Siyanürlü altın madenine karşı verilen mücadele ile gündeme gelen Bergama'da, art arda yaşanan küçük sarsıntılar deprem tehlikesi ile gündemde.
Özer Akdemir
Bergama'da üst üste yaşanan küçük şiddetli depremler, siyanürlü madendeki zehir dolu atık havuzu akıllara getiriyor. 22 Eylül 1939'da 9 şiddetindeki büyük depremle yerle bir olan bölgede, bu kez depreme bağlı çevre felaketi endişesi hakim.
Bergama'da art arda yaşanan depremleri, Kandilli Rasathanesi ve Deprem Araştırma Merkezi "Ege Bölgesi'nin olağan depremsel hareketleri" olarak yorumluyor.

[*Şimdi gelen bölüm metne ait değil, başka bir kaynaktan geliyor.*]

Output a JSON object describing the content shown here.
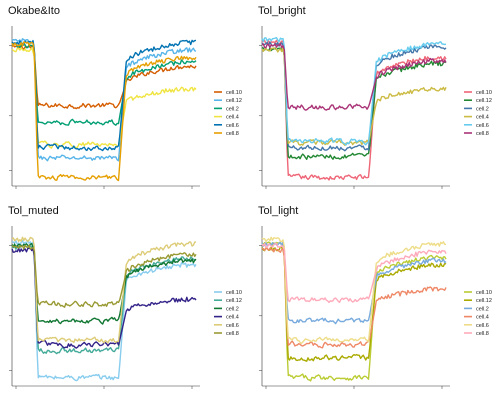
{
  "chart_data": [
    {
      "type": "line",
      "title": "Okabe&Ito",
      "xlabel": "",
      "ylabel": "",
      "grid": false,
      "legend_position": "right",
      "series": [
        {
          "name": "cell.10",
          "color": "#D55E00"
        },
        {
          "name": "cell.12",
          "color": "#56B4E9"
        },
        {
          "name": "cell.2",
          "color": "#009E73"
        },
        {
          "name": "cell.4",
          "color": "#F0E442"
        },
        {
          "name": "cell.6",
          "color": "#0072B2"
        },
        {
          "name": "cell.8",
          "color": "#E69F00"
        }
      ]
    },
    {
      "type": "line",
      "title": "Tol_bright",
      "xlabel": "",
      "ylabel": "",
      "grid": false,
      "legend_position": "right",
      "series": [
        {
          "name": "cell.10",
          "color": "#EE6677"
        },
        {
          "name": "cell.12",
          "color": "#228833"
        },
        {
          "name": "cell.2",
          "color": "#4477AA"
        },
        {
          "name": "cell.4",
          "color": "#CCBB44"
        },
        {
          "name": "cell.6",
          "color": "#66CCEE"
        },
        {
          "name": "cell.8",
          "color": "#AA3377"
        }
      ]
    },
    {
      "type": "line",
      "title": "Tol_muted",
      "xlabel": "",
      "ylabel": "",
      "grid": false,
      "legend_position": "right",
      "series": [
        {
          "name": "cell.10",
          "color": "#88CCEE"
        },
        {
          "name": "cell.12",
          "color": "#44AA99"
        },
        {
          "name": "cell.2",
          "color": "#117733"
        },
        {
          "name": "cell.4",
          "color": "#332288"
        },
        {
          "name": "cell.6",
          "color": "#DDCC77"
        },
        {
          "name": "cell.8",
          "color": "#999933"
        }
      ]
    },
    {
      "type": "line",
      "title": "Tol_light",
      "xlabel": "",
      "ylabel": "",
      "grid": false,
      "legend_position": "right",
      "series": [
        {
          "name": "cell.10",
          "color": "#BBCC33"
        },
        {
          "name": "cell.12",
          "color": "#AAAA00"
        },
        {
          "name": "cell.2",
          "color": "#77AADD"
        },
        {
          "name": "cell.4",
          "color": "#EE8866"
        },
        {
          "name": "cell.6",
          "color": "#EEDD88"
        },
        {
          "name": "cell.8",
          "color": "#FFAABB"
        }
      ]
    }
  ]
}
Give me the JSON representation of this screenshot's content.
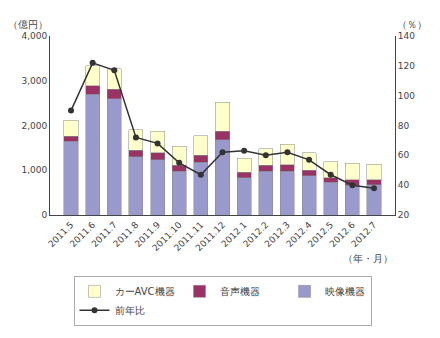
{
  "chart_data": {
    "type": "bar",
    "stacked": true,
    "categories": [
      "2011.5",
      "2011.6",
      "2011.7",
      "2011.8",
      "2011.9",
      "2011.10",
      "2011.11",
      "2011.12",
      "2012.1",
      "2012.2",
      "2012.3",
      "2012.4",
      "2012.5",
      "2012.6",
      "2012.7"
    ],
    "series": [
      {
        "name": "映像機器",
        "color": "#9999cc",
        "values": [
          1650,
          2700,
          2600,
          1300,
          1240,
          980,
          1180,
          1680,
          830,
          980,
          980,
          880,
          730,
          670,
          680
        ]
      },
      {
        "name": "音声機器",
        "color": "#993366",
        "values": [
          110,
          190,
          210,
          150,
          150,
          130,
          150,
          195,
          130,
          130,
          145,
          125,
          105,
          115,
          105
        ]
      },
      {
        "name": "カーAVC機器",
        "color": "#ffffcc",
        "values": [
          360,
          440,
          460,
          450,
          480,
          425,
          445,
          640,
          310,
          370,
          460,
          390,
          360,
          370,
          350
        ]
      },
      {
        "name": "前年比",
        "type": "line",
        "axis": "y2",
        "color": "#333333",
        "marker": "circle",
        "values": [
          90,
          122,
          117,
          72,
          68,
          55,
          47,
          62,
          63,
          60,
          62,
          57,
          47,
          40,
          38
        ]
      }
    ],
    "ylabel": "（億円）",
    "y2label": "（％）",
    "xlabel": "（年・月）",
    "ylim": [
      0,
      4000
    ],
    "yticks": [
      0,
      {
        "value": 1000,
        "label": "1,000"
      },
      {
        "value": 2000,
        "label": "2,000"
      },
      {
        "value": 3000,
        "label": "3,000"
      },
      {
        "value": 4000,
        "label": "4,000"
      }
    ],
    "y2lim": [
      20,
      140
    ],
    "y2ticks": [
      20,
      40,
      60,
      80,
      100,
      120,
      140
    ],
    "grid": false,
    "legend": "bottom"
  }
}
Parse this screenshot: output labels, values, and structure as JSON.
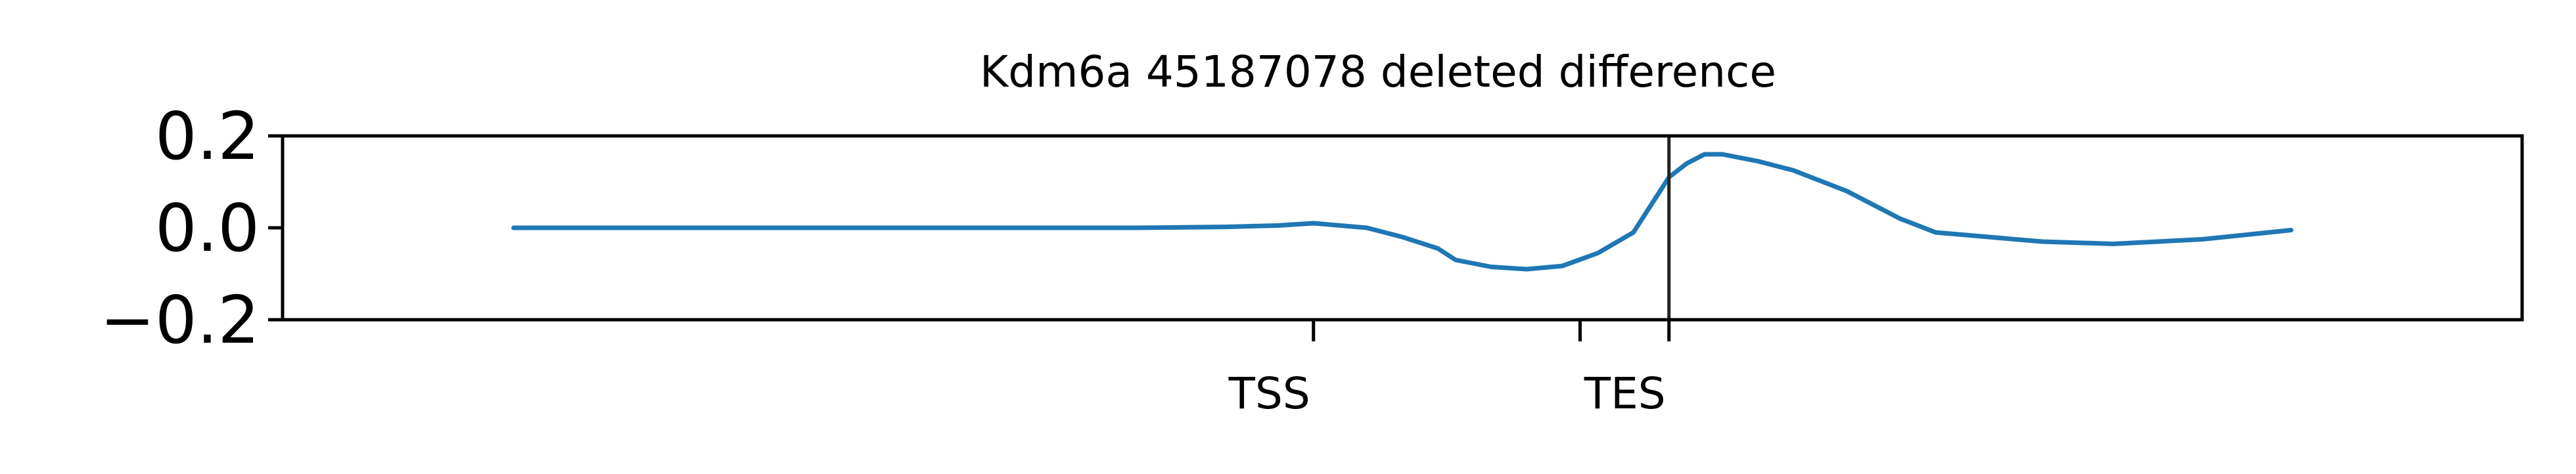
{
  "chart_data": {
    "type": "line",
    "title": "Kdm6a 45187078 deleted difference",
    "xlabel": "",
    "ylabel": "",
    "xlim": [
      -0.13,
      1.13
    ],
    "ylim": [
      -0.2,
      0.2
    ],
    "y_ticks": [
      {
        "value": 0.2,
        "label": "0.2"
      },
      {
        "value": 0.0,
        "label": "0.0"
      },
      {
        "value": -0.2,
        "label": "−0.2"
      }
    ],
    "x_ticks": [
      {
        "value": 0.45,
        "label": "TSS"
      },
      {
        "value": 0.6,
        "label": ""
      },
      {
        "value": 0.65,
        "label": "TES"
      }
    ],
    "vline_x": 0.65,
    "grid": false,
    "series": [
      {
        "color": "#1f77b4",
        "x": [
          0.0,
          0.1,
          0.2,
          0.3,
          0.35,
          0.4,
          0.43,
          0.45,
          0.48,
          0.5,
          0.52,
          0.53,
          0.55,
          0.57,
          0.59,
          0.61,
          0.63,
          0.65,
          0.66,
          0.67,
          0.68,
          0.7,
          0.72,
          0.75,
          0.78,
          0.8,
          0.83,
          0.86,
          0.9,
          0.95,
          1.0
        ],
        "y": [
          0.0,
          0.0,
          0.0,
          0.0,
          0.0,
          0.002,
          0.005,
          0.01,
          0.0,
          -0.02,
          -0.045,
          -0.07,
          -0.085,
          -0.09,
          -0.083,
          -0.055,
          -0.01,
          0.11,
          0.14,
          0.16,
          0.16,
          0.145,
          0.125,
          0.08,
          0.02,
          -0.01,
          -0.02,
          -0.03,
          -0.035,
          -0.025,
          -0.005
        ]
      }
    ]
  }
}
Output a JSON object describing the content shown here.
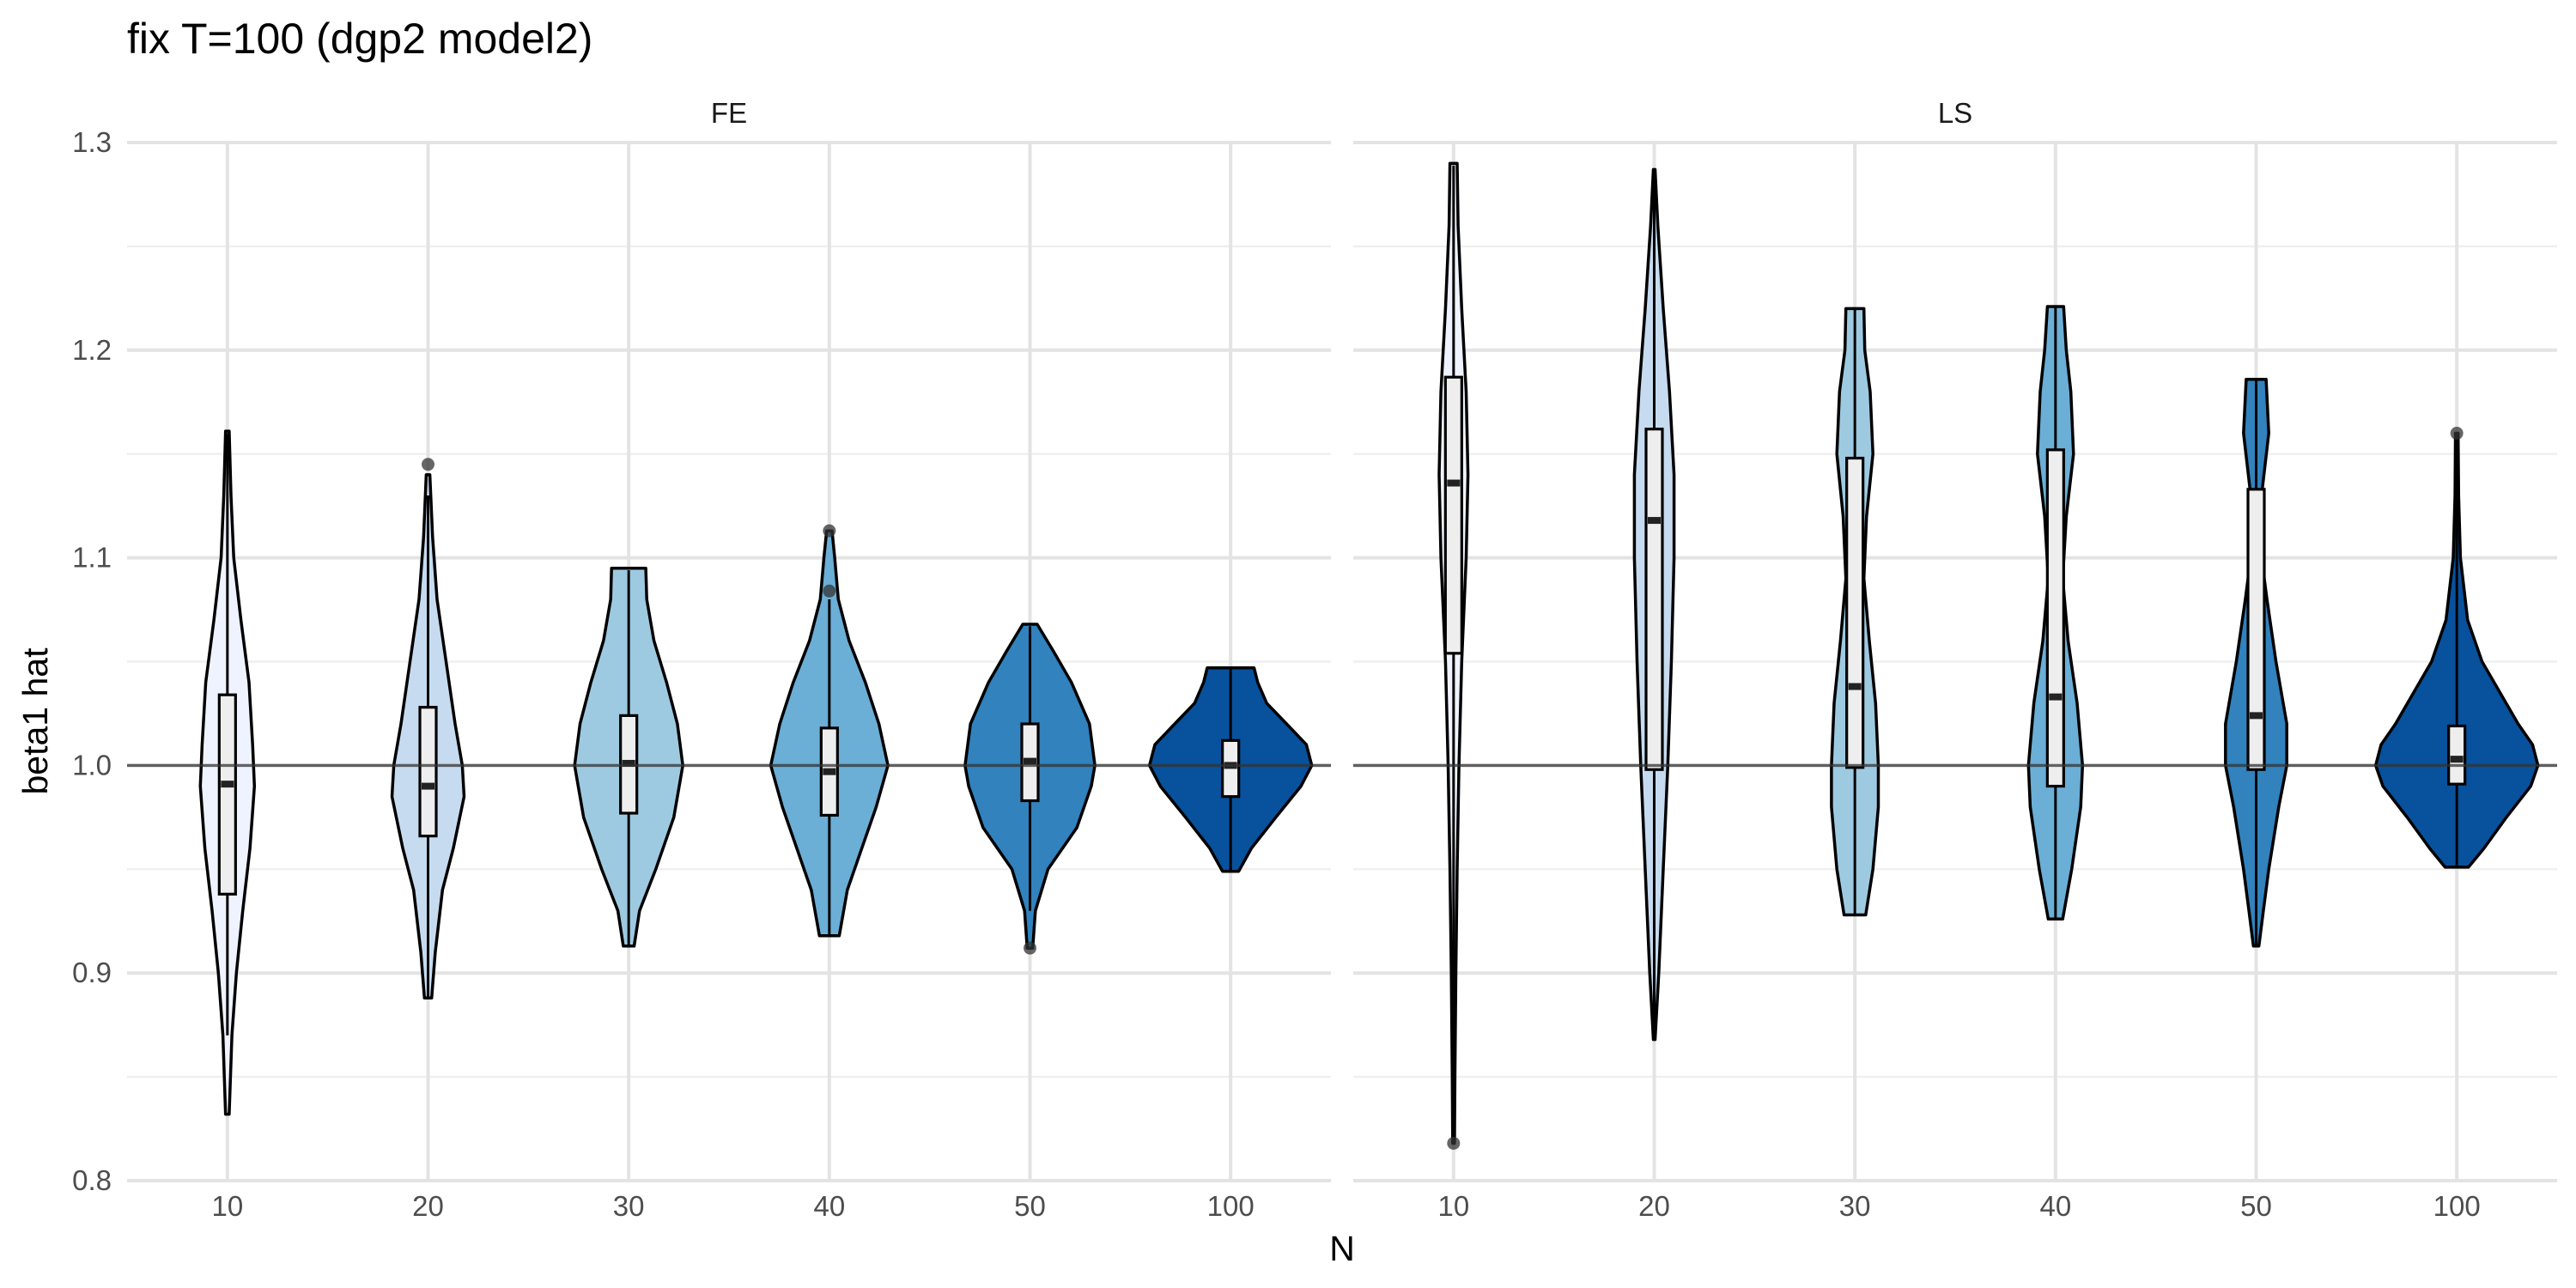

1. derece deprem kuşağında
Birinci derecede deprem kuşağında olan Bergama ve yöresindeki bu sarsıntıların "olağan" sayılması, bölgede daha önce irili ufaklı çok sayıda deprem yaşanmış olması. Hatta, İstanbul Teknik Üniversitesi (İTÜ) Maden Fakültesi yayınları arasında çıkan "Türkiye Büyük Depremleri Makro-Sismik Rehberi" adlı kitapta, 1939 depreminde siyanürlü madenin yakınında kurulu olduğu Ovacık Köyü'nün yerle bir olduğu ve bunun üzerine yerinin değiştirildiği belirtiliyor.
2 milyon tonluk zehir barajı
Bergama'da 4 Haziran ve sonrasında yaşanan küçük şiddetli depremler, Ovacık-Narlıdere-Çamköy'ün ortasında, uluslararası Eurogold (Normandy) Şirketi tarafından siyanürlü yöntemle altın çıkarılmak istenmesine karşı Bergama köylülerinin 11 yıllık mücadelesinin haklılığını ve karşı karşı olunan tehlikenin büyüklüğünü de ortaya koyuyor. Çünkü, hemen burunlarının dibinde tonlarca zehir içeren dev bir siyanür havuzu var.
Eurogold'un "DSİ tarafından onaylanan baraj depremlere dayanıklı olacaktır" diye aktardığı, içinde siyanür, kurşun, arsenik gibi zehirlerin de bulunduğu atıkların depolanacağı havuz, konunun uzmanı bilim çevreleri tarafından hazırlanan çalışmalarda hiç de şirketin dediği kadar güvenli görünmüyor.
Tehlikenin boyutları
İnşaat Mühendisleri Odası İzmir Şubesi tarafından hazırlanan raporda atık havuzuyla ilgili şu ifadelere yer veriliyor: "Çalışmaların yeraldığı Bakırçay Havzası Ege Bölgesi'nde 1. derece deprem kuşağının üzerinde bulunmaktadır. Siyanür ihtiva eden atık çamurunun toplandığı, 50 cm kalınlığındaki 70 hektarlık büyük bir alanı kaplayan kil çanak, hem çamurun yüklenmesi halinde düşey deformasyonlara, hem de depremin etkisi halinde kırılmalara maruz kalacaktır".
Barajın yapıldığı zemin alüvyal, yani geçirgen yapıda olduğu için, doğal zemin üzerine 1.5 metre kalınlığında kil tabakası örtülecek. İnşaat mühendisleri bölgenin 1. derece deprem kuşağı üzerinde olduğunun da altını çizerek, bu kil tabakanın tonlarca yüke dayanamayarak kırılacağını vurguluyor.
Bergama merkezine 10 km. uzakta, Ovacık, Narlıca, Çamköy'ün tam ortasında olan bu atık barajı, herhangi bir nedenle kırılır, zehir toprağa ve suya karışırsa yaşanacak felaketin boyutları, en küçük bir yer sarsıntısında bile Bergamalıların yüreklerini ağzına getirmeye yetiyor.
Oysa, tüm bu tehlikelerin farkında olması ve bunun önlemini alması gereken Bergama Kaymakamı Ali Şanlıer ise, 4 Haziranda yaşanan depremlerle ilgili "Bölgemizin deprem kuşağında olması nedeniyle depremle yaşamaya alışacağız" demekle yetiniyor.